The 2-Minute Action Plan for Fine Parents
Next time you take a moment to enjoy a cup of coffee, sit quietly and think. Be honest, but beware – the following questions may raise some negative emotions. Ask yourself:
- how do you feel about your own body?
- do you feel like a good role model for positive body image?
- what kinds of words and images make you feel bad or good about your appearance?
- do you make rude comments about your own or other people’s bodies in front of your children?
- have you noticed your child making a negative comment about their body?
The Ongoing Action Plan for Fine Parents
Unfortunately, there is no quick fix for negative body image.
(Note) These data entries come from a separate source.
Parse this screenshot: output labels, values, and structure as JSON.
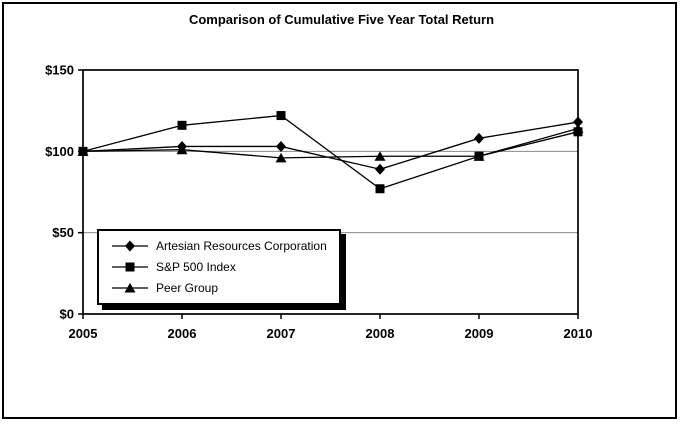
{
  "title": "Comparison of Cumulative Five Year Total Return",
  "chart_data": {
    "type": "line",
    "x": [
      "2005",
      "2006",
      "2007",
      "2008",
      "2009",
      "2010"
    ],
    "series": [
      {
        "name": "Artesian Resources Corporation",
        "marker": "diamond",
        "values": [
          100,
          103,
          103,
          89,
          108,
          118
        ]
      },
      {
        "name": "S&P 500 Index",
        "marker": "square",
        "values": [
          100,
          116,
          122,
          77,
          97,
          112
        ]
      },
      {
        "name": "Peer Group",
        "marker": "triangle",
        "values": [
          100,
          101,
          96,
          97,
          97,
          114
        ]
      }
    ],
    "ylabel": "",
    "xlabel": "",
    "ylim": [
      0,
      150
    ],
    "yticks": [
      0,
      50,
      100,
      150
    ],
    "ytick_labels": [
      "$0",
      "$50",
      "$100",
      "$150"
    ],
    "xtick_labels": [
      "2005",
      "2006",
      "2007",
      "2008",
      "2009",
      "2010"
    ],
    "grid": "horizontal gray lines at interior ticks",
    "legend_position": "inside bottom-left, white box with black drop shadow",
    "colors": {
      "line": "#000000",
      "grid": "#888888",
      "text": "#000000",
      "background": "#ffffff"
    }
  }
}
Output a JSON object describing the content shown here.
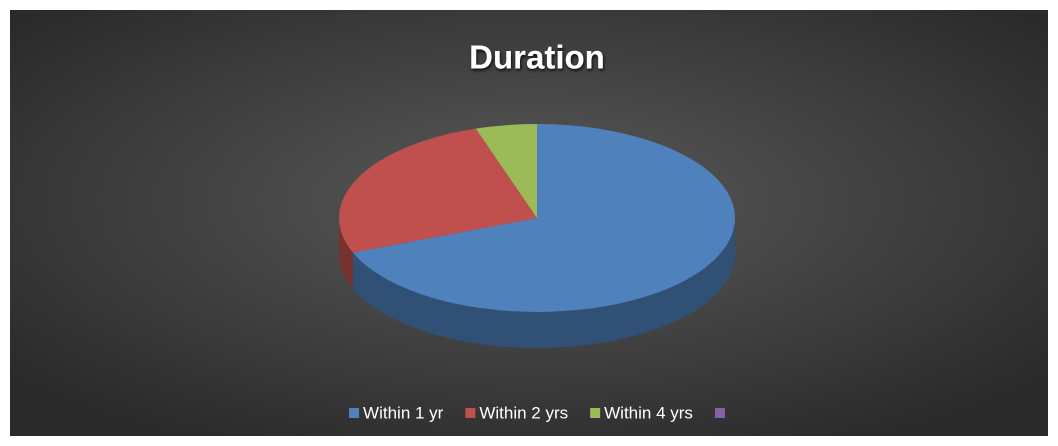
{
  "chart_data": {
    "type": "pie3d",
    "title": "Duration",
    "categories": [
      "Within 1 yr",
      "Within 2 yrs",
      "Within 4 yrs",
      null
    ],
    "values": [
      69,
      26,
      5,
      0
    ],
    "colors": [
      "#4f81bd",
      "#c0504d",
      "#9bbb59",
      "#8064a2"
    ],
    "legend": "bottom"
  }
}
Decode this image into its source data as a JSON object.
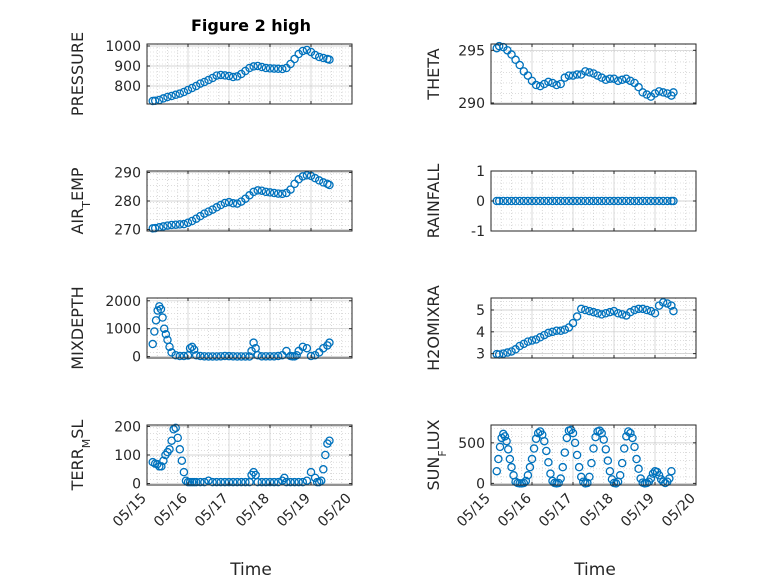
{
  "figure": {
    "title": "Figure 2 high",
    "xlabel": "Time"
  },
  "colors": {
    "marker": "#0072bd",
    "axis": "#262626",
    "grid": "#c8c8c8"
  },
  "chart_data": [
    {
      "id": "pressure",
      "type": "scatter",
      "ylabel": [
        "PRESSURE"
      ],
      "ylim": [
        710,
        1010
      ],
      "yticks": [
        "800",
        "900",
        "1000"
      ],
      "ytick_values": [
        800,
        900,
        1000
      ],
      "xlim": [
        0,
        5
      ],
      "xticks": [
        "05/15",
        "05/16",
        "05/17",
        "05/18",
        "05/19",
        "05/20"
      ],
      "grid": true,
      "x": [
        0.14,
        0.2,
        0.3,
        0.4,
        0.5,
        0.6,
        0.7,
        0.8,
        0.9,
        1.0,
        1.1,
        1.2,
        1.3,
        1.4,
        1.5,
        1.6,
        1.7,
        1.8,
        1.9,
        2.0,
        2.1,
        2.2,
        2.3,
        2.4,
        2.5,
        2.6,
        2.7,
        2.8,
        2.9,
        3.0,
        3.1,
        3.2,
        3.3,
        3.4,
        3.5,
        3.6,
        3.7,
        3.8,
        3.9,
        4.0,
        4.1,
        4.2,
        4.3,
        4.4,
        4.45
      ],
      "y": [
        725,
        726,
        730,
        738,
        745,
        750,
        756,
        762,
        770,
        780,
        790,
        800,
        812,
        820,
        830,
        840,
        852,
        855,
        853,
        850,
        845,
        848,
        860,
        875,
        890,
        898,
        900,
        895,
        890,
        888,
        887,
        886,
        885,
        890,
        910,
        935,
        960,
        975,
        980,
        970,
        955,
        945,
        940,
        935,
        932
      ]
    },
    {
      "id": "theta",
      "type": "scatter",
      "ylabel": [
        "THETA"
      ],
      "ylim": [
        289.9,
        295.6
      ],
      "yticks": [
        "290",
        "295"
      ],
      "ytick_values": [
        290,
        295
      ],
      "xlim": [
        0,
        5
      ],
      "xticks": [
        "05/15",
        "05/16",
        "05/17",
        "05/18",
        "05/19",
        "05/20"
      ],
      "grid": true,
      "x": [
        0.14,
        0.2,
        0.3,
        0.4,
        0.5,
        0.6,
        0.7,
        0.8,
        0.9,
        1.0,
        1.1,
        1.2,
        1.3,
        1.4,
        1.5,
        1.6,
        1.7,
        1.8,
        1.9,
        2.0,
        2.1,
        2.2,
        2.3,
        2.4,
        2.5,
        2.6,
        2.7,
        2.8,
        2.9,
        3.0,
        3.1,
        3.2,
        3.3,
        3.4,
        3.5,
        3.6,
        3.7,
        3.8,
        3.9,
        4.0,
        4.1,
        4.2,
        4.3,
        4.4,
        4.45
      ],
      "y": [
        295.2,
        295.4,
        295.3,
        295.0,
        294.6,
        294.1,
        293.6,
        293.0,
        292.6,
        292.1,
        291.7,
        291.6,
        291.8,
        292.0,
        291.9,
        291.7,
        291.8,
        292.4,
        292.6,
        292.6,
        292.7,
        292.7,
        293.0,
        292.9,
        292.8,
        292.6,
        292.4,
        292.2,
        292.3,
        292.3,
        292.1,
        292.2,
        292.3,
        292.1,
        291.9,
        291.5,
        291.0,
        290.8,
        290.6,
        290.9,
        291.1,
        291.0,
        290.9,
        290.7,
        291.0
      ]
    },
    {
      "id": "air_temp",
      "type": "scatter",
      "ylabel": [
        "AIR",
        "T",
        "EMP"
      ],
      "ylim": [
        269.5,
        290.5
      ],
      "yticks": [
        "270",
        "280",
        "290"
      ],
      "ytick_values": [
        270,
        280,
        290
      ],
      "xlim": [
        0,
        5
      ],
      "xticks": [
        "05/15",
        "05/16",
        "05/17",
        "05/18",
        "05/19",
        "05/20"
      ],
      "grid": true,
      "x": [
        0.14,
        0.2,
        0.3,
        0.4,
        0.5,
        0.6,
        0.7,
        0.8,
        0.9,
        1.0,
        1.1,
        1.2,
        1.3,
        1.4,
        1.5,
        1.6,
        1.7,
        1.8,
        1.9,
        2.0,
        2.1,
        2.2,
        2.3,
        2.4,
        2.5,
        2.6,
        2.7,
        2.8,
        2.9,
        3.0,
        3.1,
        3.2,
        3.3,
        3.4,
        3.5,
        3.6,
        3.7,
        3.8,
        3.9,
        4.0,
        4.1,
        4.2,
        4.3,
        4.4,
        4.45
      ],
      "y": [
        270.4,
        270.5,
        270.8,
        271.1,
        271.4,
        271.6,
        271.7,
        271.8,
        271.9,
        272.4,
        273.0,
        273.8,
        274.7,
        275.6,
        276.3,
        277.0,
        277.8,
        278.6,
        279.3,
        279.6,
        279.2,
        279.1,
        279.8,
        280.8,
        282.0,
        283.2,
        283.7,
        283.6,
        283.2,
        283.0,
        282.8,
        282.6,
        282.5,
        282.8,
        284.0,
        286.0,
        287.6,
        288.6,
        289.0,
        288.8,
        288.0,
        287.2,
        286.5,
        286.0,
        285.6
      ]
    },
    {
      "id": "rainfall",
      "type": "scatter",
      "ylabel": [
        "RAINFALL"
      ],
      "ylim": [
        -1,
        1
      ],
      "yticks": [
        "-1",
        "0",
        "1"
      ],
      "ytick_values": [
        -1,
        0,
        1
      ],
      "xlim": [
        0,
        5
      ],
      "xticks": [
        "05/15",
        "05/16",
        "05/17",
        "05/18",
        "05/19",
        "05/20"
      ],
      "grid": true,
      "x": [
        0.14,
        0.2,
        0.3,
        0.4,
        0.5,
        0.6,
        0.7,
        0.8,
        0.9,
        1.0,
        1.1,
        1.2,
        1.3,
        1.4,
        1.5,
        1.6,
        1.7,
        1.8,
        1.9,
        2.0,
        2.1,
        2.2,
        2.3,
        2.4,
        2.5,
        2.6,
        2.7,
        2.8,
        2.9,
        3.0,
        3.1,
        3.2,
        3.3,
        3.4,
        3.5,
        3.6,
        3.7,
        3.8,
        3.9,
        4.0,
        4.1,
        4.2,
        4.3,
        4.4,
        4.45
      ],
      "y": [
        0,
        0,
        0,
        0,
        0,
        0,
        0,
        0,
        0,
        0,
        0,
        0,
        0,
        0,
        0,
        0,
        0,
        0,
        0,
        0,
        0,
        0,
        0,
        0,
        0,
        0,
        0,
        0,
        0,
        0,
        0,
        0,
        0,
        0,
        0,
        0,
        0,
        0,
        0,
        0,
        0,
        0,
        0,
        0,
        0
      ]
    },
    {
      "id": "mixdepth",
      "type": "scatter",
      "ylabel": [
        "MIXDEPTH"
      ],
      "ylim": [
        -50,
        2100
      ],
      "yticks": [
        "0",
        "1000",
        "2000"
      ],
      "ytick_values": [
        0,
        1000,
        2000
      ],
      "xlim": [
        0,
        5
      ],
      "xticks": [
        "05/15",
        "05/16",
        "05/17",
        "05/18",
        "05/19",
        "05/20"
      ],
      "grid": true,
      "x": [
        0.14,
        0.18,
        0.22,
        0.26,
        0.3,
        0.34,
        0.38,
        0.42,
        0.46,
        0.5,
        0.55,
        0.6,
        0.7,
        0.8,
        0.9,
        1.0,
        1.05,
        1.1,
        1.15,
        1.2,
        1.3,
        1.4,
        1.5,
        1.6,
        1.7,
        1.8,
        1.9,
        2.0,
        2.1,
        2.2,
        2.3,
        2.4,
        2.5,
        2.55,
        2.6,
        2.65,
        2.7,
        2.8,
        2.9,
        3.0,
        3.1,
        3.2,
        3.3,
        3.4,
        3.5,
        3.55,
        3.6,
        3.65,
        3.7,
        3.8,
        3.9,
        4.0,
        4.1,
        4.2,
        4.3,
        4.4,
        4.45
      ],
      "y": [
        450,
        900,
        1300,
        1650,
        1800,
        1700,
        1400,
        1000,
        800,
        600,
        350,
        150,
        50,
        20,
        20,
        40,
        300,
        350,
        250,
        50,
        20,
        10,
        5,
        5,
        5,
        10,
        20,
        15,
        10,
        5,
        5,
        5,
        5,
        200,
        500,
        300,
        50,
        10,
        10,
        10,
        10,
        20,
        50,
        200,
        20,
        10,
        10,
        50,
        200,
        350,
        300,
        20,
        50,
        150,
        300,
        400,
        500
      ]
    },
    {
      "id": "h2omixra",
      "type": "scatter",
      "ylabel": [
        "H2OMIXRA"
      ],
      "ylim": [
        2.8,
        5.55
      ],
      "yticks": [
        "3",
        "4",
        "5"
      ],
      "ytick_values": [
        3,
        4,
        5
      ],
      "xlim": [
        0,
        5
      ],
      "xticks": [
        "05/15",
        "05/16",
        "05/17",
        "05/18",
        "05/19",
        "05/20"
      ],
      "grid": true,
      "x": [
        0.14,
        0.2,
        0.3,
        0.4,
        0.5,
        0.6,
        0.7,
        0.8,
        0.9,
        1.0,
        1.1,
        1.2,
        1.3,
        1.4,
        1.5,
        1.6,
        1.7,
        1.8,
        1.9,
        2.0,
        2.1,
        2.2,
        2.3,
        2.4,
        2.5,
        2.6,
        2.7,
        2.8,
        2.9,
        3.0,
        3.1,
        3.2,
        3.3,
        3.4,
        3.5,
        3.6,
        3.7,
        3.8,
        3.9,
        4.0,
        4.1,
        4.2,
        4.3,
        4.4,
        4.45
      ],
      "y": [
        2.98,
        2.96,
        3.0,
        3.05,
        3.1,
        3.2,
        3.35,
        3.45,
        3.55,
        3.6,
        3.65,
        3.75,
        3.85,
        3.95,
        4.0,
        4.05,
        4.05,
        4.1,
        4.2,
        4.4,
        4.7,
        5.05,
        5.0,
        4.95,
        4.9,
        4.85,
        4.8,
        4.85,
        4.9,
        4.95,
        4.85,
        4.8,
        4.75,
        4.9,
        5.0,
        5.05,
        5.05,
        5.0,
        4.95,
        4.85,
        5.2,
        5.35,
        5.3,
        5.2,
        4.95
      ]
    },
    {
      "id": "terr_msl",
      "type": "scatter",
      "ylabel": [
        "TERR",
        "M",
        "SL"
      ],
      "ylim": [
        -5,
        205
      ],
      "yticks": [
        "0",
        "100",
        "200"
      ],
      "ytick_values": [
        0,
        100,
        200
      ],
      "xlim": [
        0,
        5
      ],
      "xticks": [
        "05/15",
        "05/16",
        "05/17",
        "05/18",
        "05/19",
        "05/20"
      ],
      "grid": true,
      "x": [
        0.14,
        0.2,
        0.25,
        0.3,
        0.35,
        0.4,
        0.45,
        0.5,
        0.55,
        0.6,
        0.65,
        0.7,
        0.75,
        0.8,
        0.85,
        0.9,
        0.95,
        1.0,
        1.05,
        1.1,
        1.15,
        1.2,
        1.3,
        1.4,
        1.5,
        1.6,
        1.7,
        1.8,
        1.9,
        2.0,
        2.1,
        2.2,
        2.3,
        2.4,
        2.5,
        2.55,
        2.6,
        2.65,
        2.7,
        2.8,
        2.9,
        3.0,
        3.1,
        3.2,
        3.3,
        3.35,
        3.4,
        3.5,
        3.6,
        3.7,
        3.8,
        3.9,
        4.0,
        4.1,
        4.15,
        4.2,
        4.25,
        4.3,
        4.35,
        4.4,
        4.45
      ],
      "y": [
        75,
        70,
        68,
        60,
        60,
        80,
        100,
        110,
        120,
        150,
        190,
        195,
        160,
        120,
        80,
        40,
        10,
        5,
        5,
        5,
        5,
        5,
        5,
        5,
        10,
        5,
        5,
        5,
        5,
        5,
        5,
        5,
        5,
        5,
        5,
        30,
        40,
        30,
        5,
        5,
        5,
        5,
        5,
        5,
        10,
        20,
        5,
        5,
        5,
        5,
        5,
        10,
        40,
        20,
        5,
        5,
        10,
        50,
        100,
        140,
        150
      ]
    },
    {
      "id": "sun_flux",
      "type": "scatter",
      "ylabel": [
        "SUN",
        "F",
        "LUX"
      ],
      "ylim": [
        -20,
        720
      ],
      "yticks": [
        "0",
        "500"
      ],
      "ytick_values": [
        0,
        500
      ],
      "xlim": [
        0,
        5
      ],
      "xticks": [
        "05/15",
        "05/16",
        "05/17",
        "05/18",
        "05/19",
        "05/20"
      ],
      "grid": true,
      "x": [
        0.14,
        0.18,
        0.22,
        0.26,
        0.3,
        0.34,
        0.38,
        0.42,
        0.46,
        0.5,
        0.55,
        0.6,
        0.65,
        0.7,
        0.75,
        0.8,
        0.85,
        0.9,
        0.95,
        1.0,
        1.05,
        1.1,
        1.15,
        1.2,
        1.25,
        1.3,
        1.35,
        1.4,
        1.45,
        1.5,
        1.55,
        1.6,
        1.65,
        1.7,
        1.75,
        1.8,
        1.85,
        1.9,
        1.95,
        2.0,
        2.05,
        2.1,
        2.15,
        2.2,
        2.25,
        2.3,
        2.35,
        2.4,
        2.45,
        2.5,
        2.55,
        2.6,
        2.65,
        2.7,
        2.75,
        2.8,
        2.85,
        2.9,
        2.95,
        3.0,
        3.05,
        3.1,
        3.15,
        3.2,
        3.25,
        3.3,
        3.35,
        3.4,
        3.45,
        3.5,
        3.55,
        3.6,
        3.65,
        3.7,
        3.75,
        3.8,
        3.85,
        3.9,
        3.95,
        4.0,
        4.05,
        4.1,
        4.15,
        4.2,
        4.25,
        4.3,
        4.35,
        4.4
      ],
      "y": [
        150,
        300,
        450,
        560,
        610,
        580,
        520,
        420,
        300,
        200,
        100,
        20,
        5,
        0,
        0,
        5,
        30,
        100,
        200,
        300,
        430,
        550,
        620,
        640,
        600,
        520,
        400,
        260,
        120,
        30,
        5,
        0,
        5,
        60,
        200,
        380,
        560,
        650,
        660,
        620,
        500,
        350,
        200,
        80,
        20,
        0,
        5,
        80,
        250,
        430,
        570,
        640,
        650,
        620,
        540,
        420,
        280,
        150,
        50,
        5,
        0,
        20,
        100,
        250,
        430,
        580,
        640,
        620,
        560,
        450,
        300,
        180,
        60,
        10,
        0,
        5,
        20,
        60,
        120,
        150,
        140,
        100,
        50,
        20,
        5,
        20,
        60,
        150
      ]
    }
  ]
}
Mainstream notions of beauty are not going anywhere in a hurry and so will continue to surround us.
Whether it’s helping ourselves or our children, boosting body image will be a lifelong, uphill process. But start today on the lifelong path to becoming the teacher and role model of positive body image you have the power to be.
- Revise the 8 tactics outlined above. Acknowledge areas you’re doing well in and think a little harder on ones you’re not.
- Focus on your own body image. What can you do in the short and long term to improve your respect and admiration for your body?
- Vow to quit fad dieting and eating. Show children how to eat a sustainable, consistent diet in moderation.
- Enjoy fun, physical exercise regularly by yourself and as a family and love your bodies for more than their appearance.
- Surround yourself and your children with positivity. Refuse to criticize or be criticized.
- Read ‘Her Body Can’ with your children and enjoy the links in this article for a whole raft of helpful body image resources.
- Do your own body image research. Check out these 35 Body Image Books from ‘A Mighty Girl’.